The last season of American Idol closed out with the usual pomp and confetti, sure, but it also came with promises of changes; because ratings all season were lower than pretty much ever, Fox told television beat writers that certain aspects of the show would be different for season eight. Change No. 1 was allowing more people who made it through to last season’s Hollywood Week to re-audition than in previous seasons. And now, it looks like another big shake-up has come to pass: Executive producer Nigel Lythgoe is leaving the show in order to focus on So You Think You Can Dance. Lythgoe, who has been with the Idol stable since its days as a much more rinky-dink UK production, will embark on a new partnership with Idol creator Simon Fuller. (Perhaps it’s finally time for America’s Next Baby That’s Most Likely To Burp On Cue!) Meanwhile, the audition phase for next season has begun, and apparently taking the whole party down to Puerto Rico wasn’t exactly the best idea.
A story on AP’s Spanish-language wire about union protests of the San Juan auditions had a quote from a union organizer that referred to low audition turnout, which Idolator researcher/Spanish correspondent Kate Richardson was kind enough to roughly translate for me:
“The protest was successful because we achieved carrying a message of the anti-worker practices of this production and giving support to the Writers Guild of America” said Jose Rodriguez Baez, president of the federation of workers.
“Furthermore, the auditions were a failure because there were no more than 300 people in the line. Local talent did not support the activity in this occasion. The preparations that they had to receive thousands of people remained in that.”
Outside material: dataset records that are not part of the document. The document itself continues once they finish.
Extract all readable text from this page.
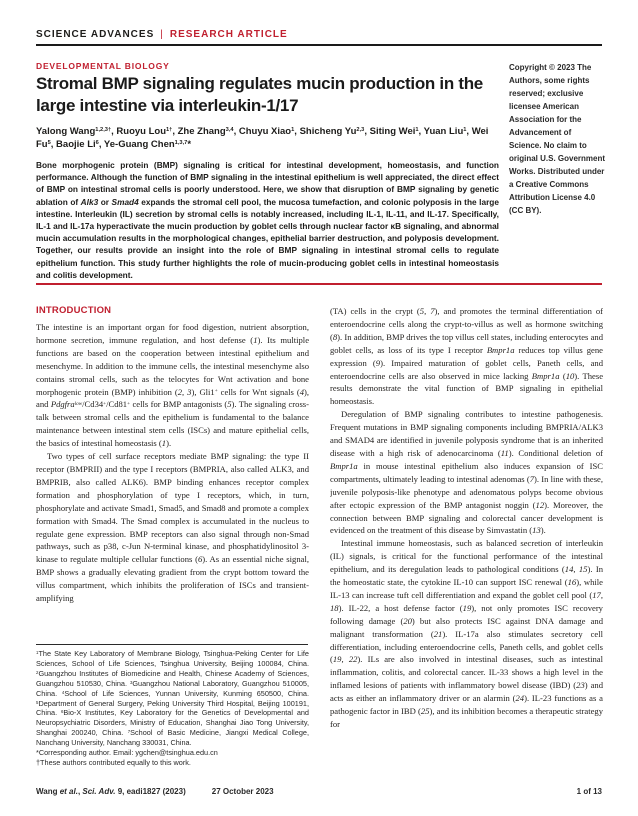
SCIENCE ADVANCES | RESEARCH ARTICLE
DEVELOPMENTAL BIOLOGY	Copyright © 2023 The Authors, some rights reserved; exclusive licensee American Association for the Advancement of Science. No claim to original U.S. Government Works. Distributed under a Creative Commons Attribution License 4.0 (CC BY).
Stromal BMP signaling regulates mucin production in the large intestine via interleukin-1/17
Yalong Wang$^{1,2,3\dagger}$, Ruoyu Lou$^{1\dagger}$, Zhe Zhang$^{3,4}$, Chuyu Xiao$^1$, Shicheng Yu$^{2,3}$, Siting Wei$^1$, Yuan Liu$^1$, Wei Fu$^5$, Baojie Li$^6$, Ye-Guang Chen$^{1,3,7}$*
Bone morphogenic protein (BMP) signaling is critical for intestinal development, homeostasis, and function performance. Although the function of BMP signaling in the intestinal epithelium is well appreciated, the direct effect of BMP on intestinal stromal cells is poorly understood. Here, we show that disruption of BMP signaling by genetic ablation of Alk3 or Smad4 expands the stromal cell pool, the mucosa tumefaction, and colonic polyposis in the large intestine. Interleukin (IL) secretion by stromal cells is notably increased, including IL-1, IL-11, and IL-17. Specifically, IL-1 and IL-17a hyperactivate the mucin production by goblet cells through nuclear factor κB signaling, and abnormal mucin accumulation results in the morphological changes, epithelial barrier destruction, and polyposis development. Together, our results provide an insight into the role of BMP signaling in intestinal stromal cells to regulate epithelium function. This study further highlights the role of mucin-producing goblet cells in intestinal homeostasis and colitis development.
INTRODUCTION

The intestine is an important organ for food digestion, nutrient absorption, hormone secretion, immune regulation, and host defense (1). Its multiple functions are based on the cooperation between intestinal epithelium and mesenchyme. In addition to the immune cells, the intestinal mesenchyme also contains stromal cells, such as the telocytes for Wnt activation and bone morphogenic protein (BMP) inhibition (2, 3), Gli1+ cells for Wnt signals (4), and Pdgfra$^{low}$/Cd34+/Cd81+ cells for BMP antagonists (5). The signaling cross-talk between stromal cells and the epithelium is fundamental to the balance maintenance between intestinal stem cells (ISCs) and mature epithelial cells, the basics of intestinal homeostasis (1).

Two types of cell surface receptors mediate BMP signaling: the type II receptor (BMPRII) and the type I receptors (BMPRIA, also called ALK3, and BMPRIB, also called ALK6). BMP binding enhances receptor complex formation and phosphorylation of type I receptors, which, in turn, phosphorylate and activate Smad1, Smad5, and Smad8 and promote a complex formation with Smad4. The Smad complex is accumulated in the nucleus to regulate gene expression. BMP receptors can also signal through non-Smad pathways, such as p38, c-Jun N-terminal kinase, and phosphatidylinositol 3-kinase to regulate multiple cellular functions (6). As an essential niche signal, BMP shows a gradually elevating gradient from the crypt bottom toward the villus compartment, which inhibits the proliferation of ISCs and transient-amplifying

$^1$The State Key Laboratory of Membrane Biology, Tsinghua-Peking Center for Life Sciences, School of Life Sciences, Tsinghua University, Beijing 100084, China. $^2$Guangzhou Institutes of Biomedicine and Health, Chinese Academy of Sciences, Guangzhou 510530, China. $^3$Guangzhou National Laboratory, Guangzhou 510005, China. $^4$School of Life Sciences, Yunnan University, Kunming 650500, China. $^5$Department of General Surgery, Peking University Third Hospital, Beijing 100191, China. $^6$Bio-X Institutes, Key Laboratory for the Genetics of Developmental and Neuropsychiatric Disorders, Ministry of Education, Shanghai Jiao Tong University, Shanghai 200240, China. $^7$School of Basic Medicine, Jiangxi Medical College, Nanchang University, Nanchang 330031, China.

*Corresponding author. Email: ygchen@tsinghua.edu.cn

†These authors contributed equally to this work.

(TA) cells in the crypt (5, 7), and promotes the terminal differentiation of enteroendocrine cells along the crypt-to-villus as well as hormone switching (8). In addition, BMP drives the top villus cell states, including enterocytes and goblet cells, as loss of its type I receptor Bmpr1a reduces top villus gene expression (9). Impaired maturation of goblet cells, Paneth cells, and enteroendocrine cells are also observed in mice lacking Bmpr1a (10). These results demonstrate the vital function of BMP signaling in epithelial homeostasis.

Deregulation of BMP signaling contributes to intestine pathogenesis. Frequent mutations in BMP signaling components including BMPRIA/ALK3 and SMAD4 are identified in juvenile polyposis syndrome that is an inherited disease with a high risk of adenocarcinoma (11). Conditional deletion of Bmpr1a in mouse intestinal epithelium also induces expansion of ISC compartments, ultimately leading to intestinal adenomas (7). In line with these, juvenile polyposis-like phenotype and adenomatous polyps become obvious after ectopic expression of the BMP antagonist noggin (12). Moreover, the connection between BMP signaling and colorectal cancer development is evidenced on the treatment of this disease by Simvastatin (13).

Intestinal immune homeostasis, such as balanced secretion of interleukin (IL) signals, is critical for the functional performance of the intestinal epithelium, and its deregulation leads to pathological conditions (14, 15). In the homeostatic state, the cytokine IL-10 can support ISC renewal (16), while IL-13 can increase tuft cell differentiation and expand the goblet cell pool (17, 18). IL-22, a host defense factor (19), not only promotes ISC recovery following damage (20) but also protects ISC against DNA damage and malignant transformation (21). IL-17a also stimulates secretory cell differentiation, including enteroendocrine cells, Paneth cells, and goblet cells (19, 22). ILs are also involved in intestinal diseases, such as intestinal inflammation, colitis, and colorectal cancer. IL-33 shows a high level in the inflamed lesions of patients with inflammatory bowel disease (IBD) (23) and acts as either an inflammatory driver or an alarmin (24). IL-23 functions as a pathogenic factor in IBD (25), and its inhibition becomes a therapeutic strategy for

Wang et al., Sci. Adv. 9, eadi1827 (2023)	27 October 2023	1 of 13
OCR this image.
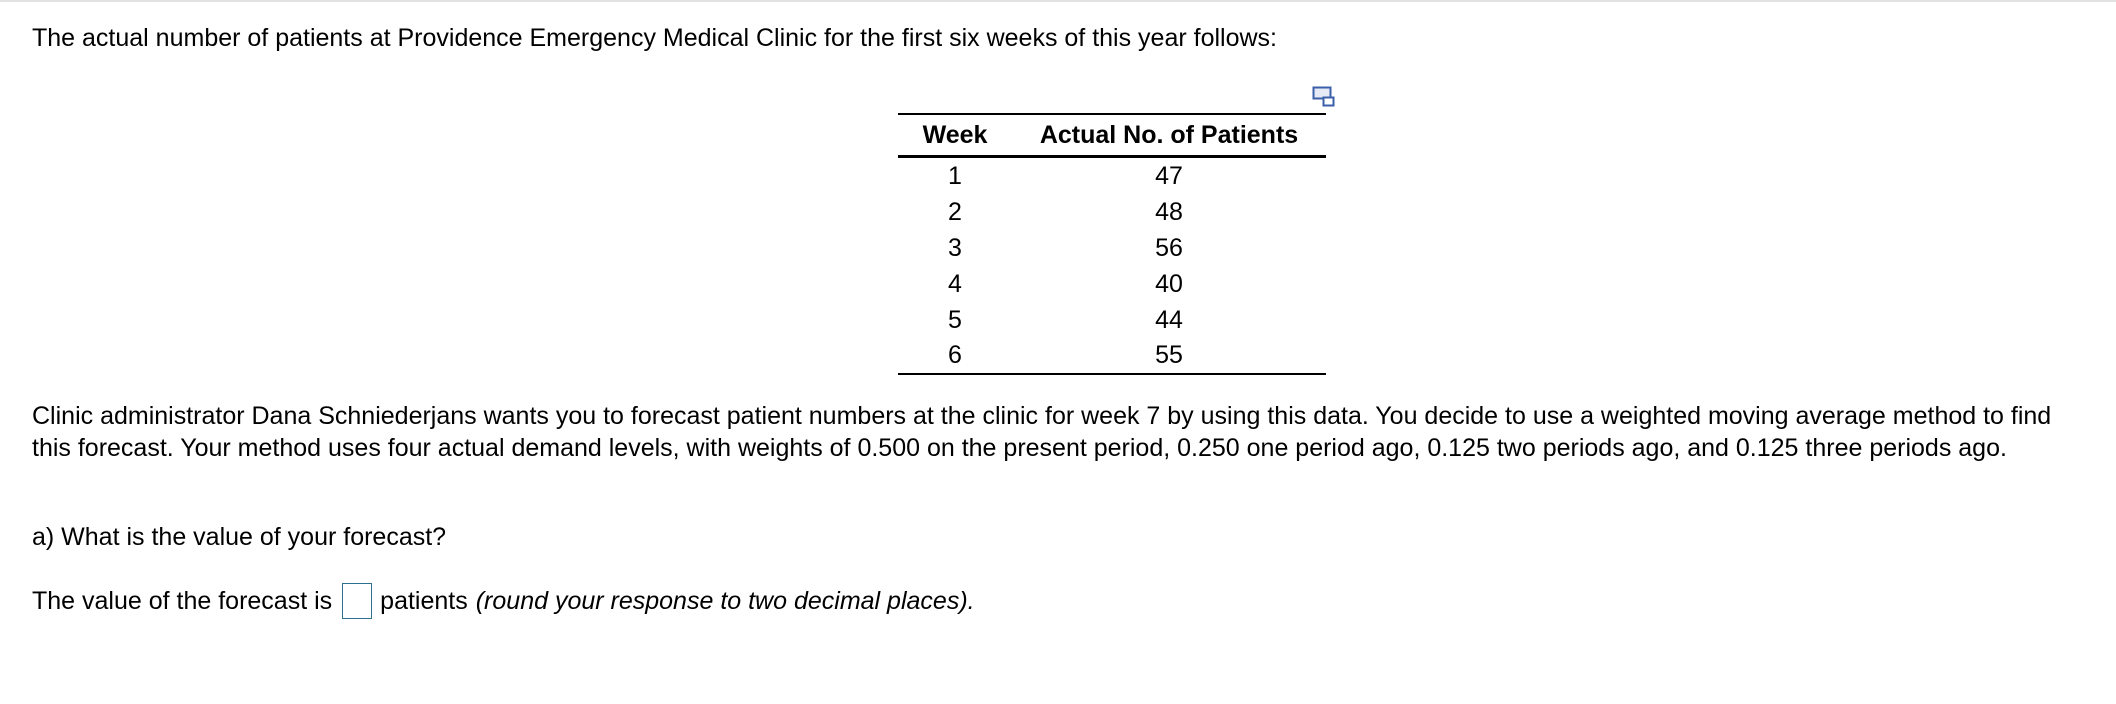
The actual number of patients at Providence Emergency Medical Clinic for the first six weeks of this year follows:
Week	Actual No. of Patients
1	47
2	48
3	56
4	40
5	44
6	55
Clinic administrator Dana Schniederjans wants you to forecast patient numbers at the clinic for week 7 by using this data. You decide to use a weighted moving average method to find this forecast. Your method uses four actual demand levels, with weights of 0.500 on the present period, 0.250 one period ago, 0.125 two periods ago, and 0.125 three periods ago.
a) What is the value of your forecast?
The value of the forecast is patients (round your response to two decimal places).
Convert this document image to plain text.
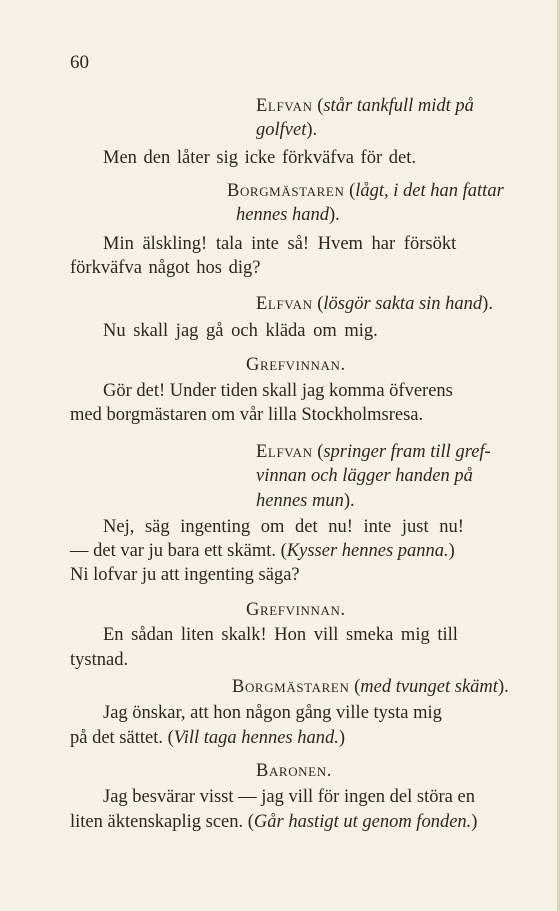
60
Elfvan (står tankfull midt på
golfvet).
Men den låter sig icke förkväfva för det.
Borgmästaren (lågt, i det han fattar
hennes hand).
Min älskling! tala inte så! Hvem har försökt
förkväfva något hos dig?
Elfvan (lösgör sakta sin hand).
Nu skall jag gå och kläda om mig.
Grefvinnan.
Gör det! Under tiden skall jag komma öfverens
med borgmästaren om vår lilla Stockholmsresa.
Elfvan (springer fram till gref-
vinnan och lägger handen på
hennes mun).
Nej, säg ingenting om det nu! inte just nu!
— det var ju bara ett skämt. (Kysser hennes panna.)
Ni lofvar ju att ingenting säga?
Grefvinnan.
En sådan liten skalk! Hon vill smeka mig till
tystnad.
Borgmästaren (med tvunget skämt).
Jag önskar, att hon någon gång ville tysta mig
på det sättet. (Vill taga hennes hand.)
Baronen.
Jag besvärar visst — jag vill för ingen del störa en
liten äktenskaplig scen. (Går hastigt ut genom fonden.)
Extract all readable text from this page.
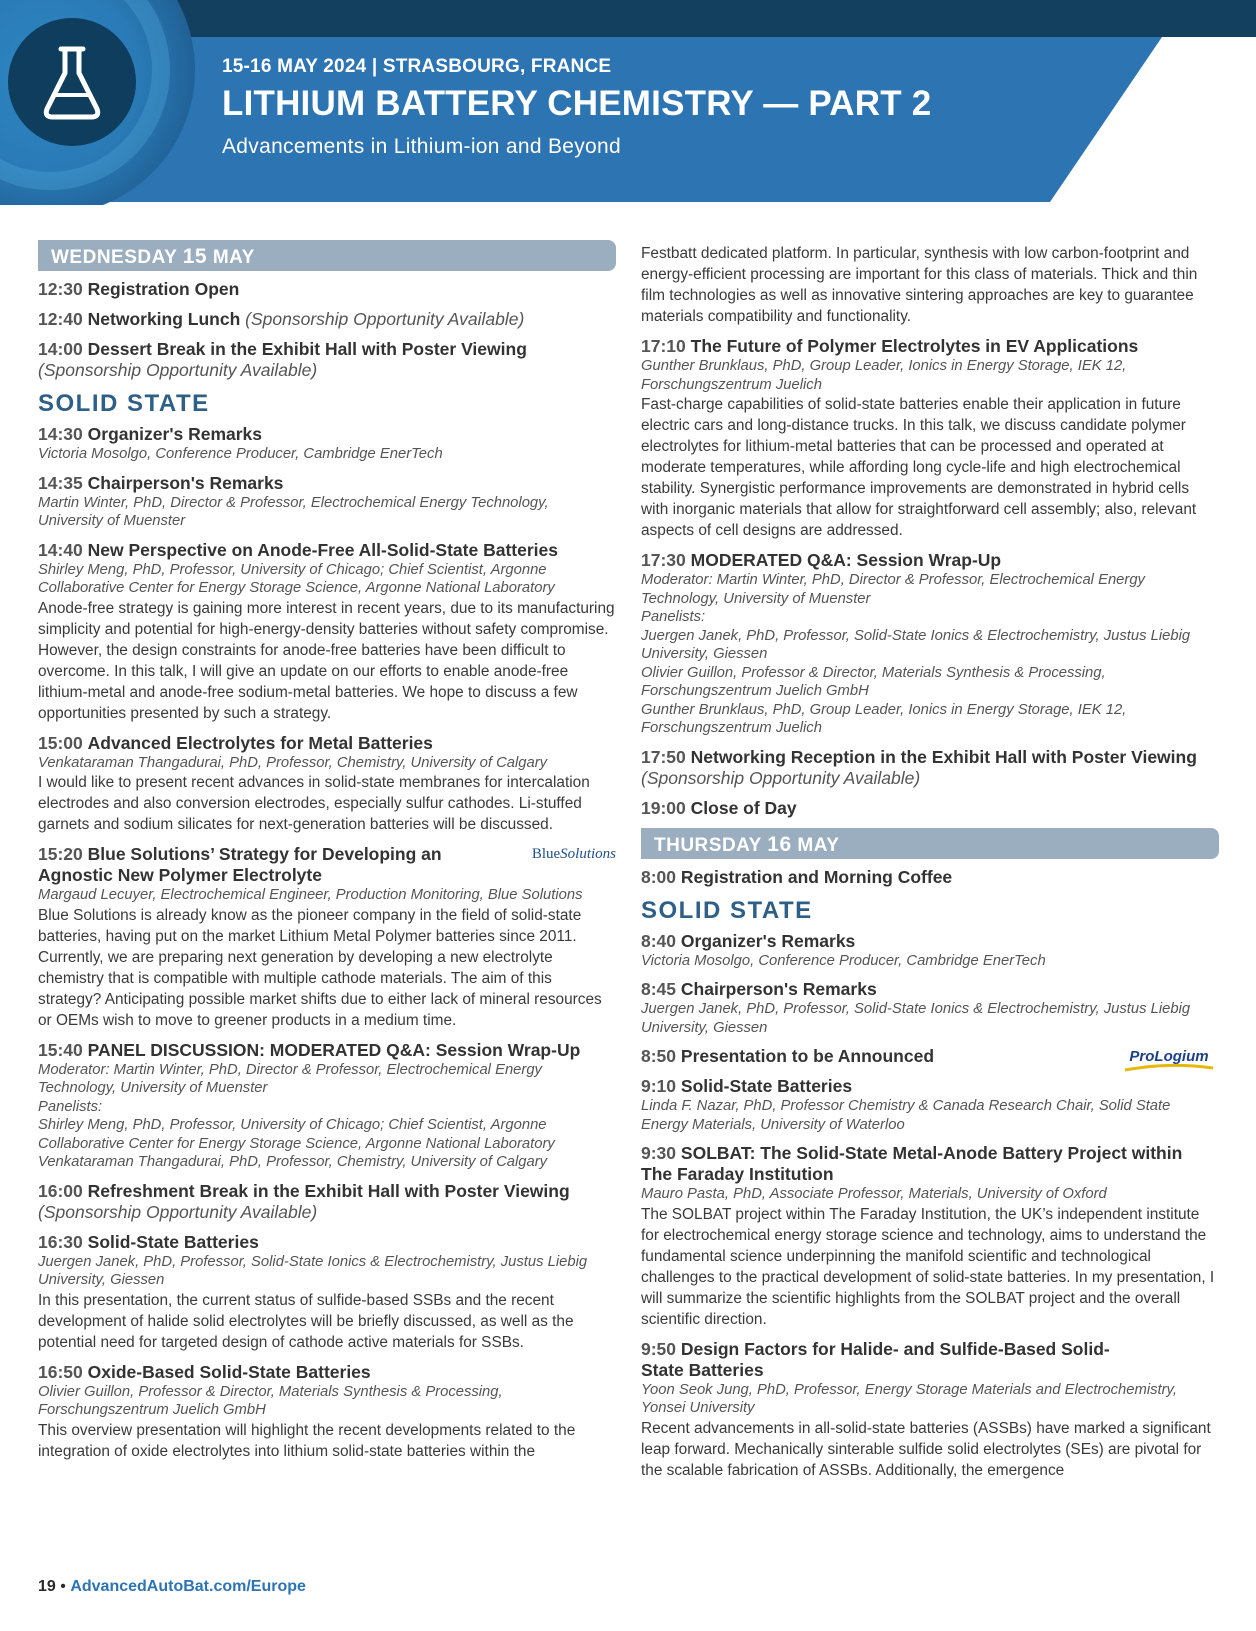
15-16 MAY 2024 | STRASBOURG, FRANCE
LITHIUM BATTERY CHEMISTRY — PART 2
Advancements in Lithium-ion and Beyond
WEDNESDAY 15 MAY
12:30 Registration Open
12:40 Networking Lunch (Sponsorship Opportunity Available)
14:00 Dessert Break in the Exhibit Hall with Poster Viewing
(Sponsorship Opportunity Available)
SOLID STATE
14:30 Organizer's Remarks
Victoria Mosolgo, Conference Producer, Cambridge EnerTech
14:35 Chairperson's Remarks
Martin Winter, PhD, Director & Professor, Electrochemical Energy Technology, University of Muenster
14:40 New Perspective on Anode-Free All-Solid-State Batteries
Shirley Meng, PhD, Professor, University of Chicago; Chief Scientist, Argonne Collaborative Center for Energy Storage Science, Argonne National Laboratory
Anode-free strategy is gaining more interest in recent years, due to its manufacturing simplicity and potential for high-energy-density batteries without safety compromise. However, the design constraints for anode-free batteries have been difficult to overcome. In this talk, I will give an update on our efforts to enable anode-free lithium-metal and anode-free sodium-metal batteries. We hope to discuss a few opportunities presented by such a strategy.
15:00 Advanced Electrolytes for Metal Batteries
Venkataraman Thangadurai, PhD, Professor, Chemistry, University of Calgary
I would like to present recent advances in solid-state membranes for intercalation electrodes and also conversion electrodes, especially sulfur cathodes. Li-stuffed garnets and sodium silicates for next-generation batteries will be discussed.
BlueSolutions
15:20 Blue Solutions’ Strategy for Developing an
Agnostic New Polymer Electrolyte
Margaud Lecuyer, Electrochemical Engineer, Production Monitoring, Blue Solutions
Blue Solutions is already know as the pioneer company in the field of solid-state batteries, having put on the market Lithium Metal Polymer batteries since 2011. Currently, we are preparing next generation by developing a new electrolyte chemistry that is compatible with multiple cathode materials. The aim of this strategy? Anticipating possible market shifts due to either lack of mineral resources or OEMs wish to move to greener products in a medium time.
15:40 PANEL DISCUSSION: MODERATED Q&A: Session Wrap-Up
Moderator: Martin Winter, PhD, Director & Professor, Electrochemical Energy Technology, University of Muenster
Panelists:
Shirley Meng, PhD, Professor, University of Chicago; Chief Scientist, Argonne Collaborative Center for Energy Storage Science, Argonne National Laboratory
Venkataraman Thangadurai, PhD, Professor, Chemistry, University of Calgary
16:00 Refreshment Break in the Exhibit Hall with Poster Viewing
(Sponsorship Opportunity Available)
16:30 Solid-State Batteries
Juergen Janek, PhD, Professor, Solid-State Ionics & Electrochemistry, Justus Liebig University, Giessen
In this presentation, the current status of sulfide-based SSBs and the recent development of halide solid electrolytes will be briefly discussed, as well as the potential need for targeted design of cathode active materials for SSBs.
16:50 Oxide-Based Solid-State Batteries
Olivier Guillon, Professor & Director, Materials Synthesis & Processing, Forschungszentrum Juelich GmbH
This overview presentation will highlight the recent developments related to the integration of oxide electrolytes into lithium solid-state batteries within the
Festbatt dedicated platform. In particular, synthesis with low carbon-footprint and energy-efficient processing are important for this class of materials. Thick and thin film technologies as well as innovative sintering approaches are key to guarantee materials compatibility and functionality.
17:10 The Future of Polymer Electrolytes in EV Applications
Gunther Brunklaus, PhD, Group Leader, Ionics in Energy Storage, IEK 12, Forschungszentrum Juelich
Fast-charge capabilities of solid-state batteries enable their application in future electric cars and long-distance trucks. In this talk, we discuss candidate polymer electrolytes for lithium-metal batteries that can be processed and operated at moderate temperatures, while affording long cycle-life and high electrochemical stability. Synergistic performance improvements are demonstrated in hybrid cells with inorganic materials that allow for straightforward cell assembly; also, relevant aspects of cell designs are addressed.
17:30 MODERATED Q&A: Session Wrap-Up
Moderator: Martin Winter, PhD, Director & Professor, Electrochemical Energy Technology, University of Muenster
Panelists:
Juergen Janek, PhD, Professor, Solid-State Ionics & Electrochemistry, Justus Liebig University, Giessen
Olivier Guillon, Professor & Director, Materials Synthesis & Processing, Forschungszentrum Juelich GmbH
Gunther Brunklaus, PhD, Group Leader, Ionics in Energy Storage, IEK 12, Forschungszentrum Juelich
17:50 Networking Reception in the Exhibit Hall with Poster Viewing
(Sponsorship Opportunity Available)
19:00 Close of Day
THURSDAY 16 MAY
8:00 Registration and Morning Coffee
SOLID STATE
8:40 Organizer's Remarks
Victoria Mosolgo, Conference Producer, Cambridge EnerTech
8:45 Chairperson's Remarks
Juergen Janek, PhD, Professor, Solid-State Ionics & Electrochemistry, Justus Liebig University, Giessen
ProLogium
8:50 Presentation to be Announced
9:10 Solid-State Batteries
Linda F. Nazar, PhD, Professor Chemistry & Canada Research Chair, Solid State Energy Materials, University of Waterloo
9:30 SOLBAT: The Solid-State Metal-Anode Battery Project within
The Faraday Institution
Mauro Pasta, PhD, Associate Professor, Materials, University of Oxford
The SOLBAT project within The Faraday Institution, the UK’s independent institute for electrochemical energy storage science and technology, aims to understand the fundamental science underpinning the manifold scientific and technological challenges to the practical development of solid-state batteries. In my presentation, I will summarize the scientific highlights from the SOLBAT project and the overall scientific direction.
9:50 Design Factors for Halide- and Sulfide-Based Solid-
State Batteries
Yoon Seok Jung, PhD, Professor, Energy Storage Materials and Electrochemistry, Yonsei University
Recent advancements in all-solid-state batteries (ASSBs) have marked a significant leap forward. Mechanically sinterable sulfide solid electrolytes (SEs) are pivotal for the scalable fabrication of ASSBs. Additionally, the emergence
19 • AdvancedAutoBat.com/Europe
So, did the San Juan auditions really have fewer attendees than a Katharine McPhee concert? Is it a sign that more people don’t think that winning Idol is all that? Is there a groundswell of union support in the commonwealth? Or do people just want to be famous on their own turf? One comment on the USA Today blog Idol Chatter noted that Puerto Rico has its own Idol equivalent, Objetiva Fama. Whatever the reason, I can’t wait to see how the producers get “creative” with editing this this one.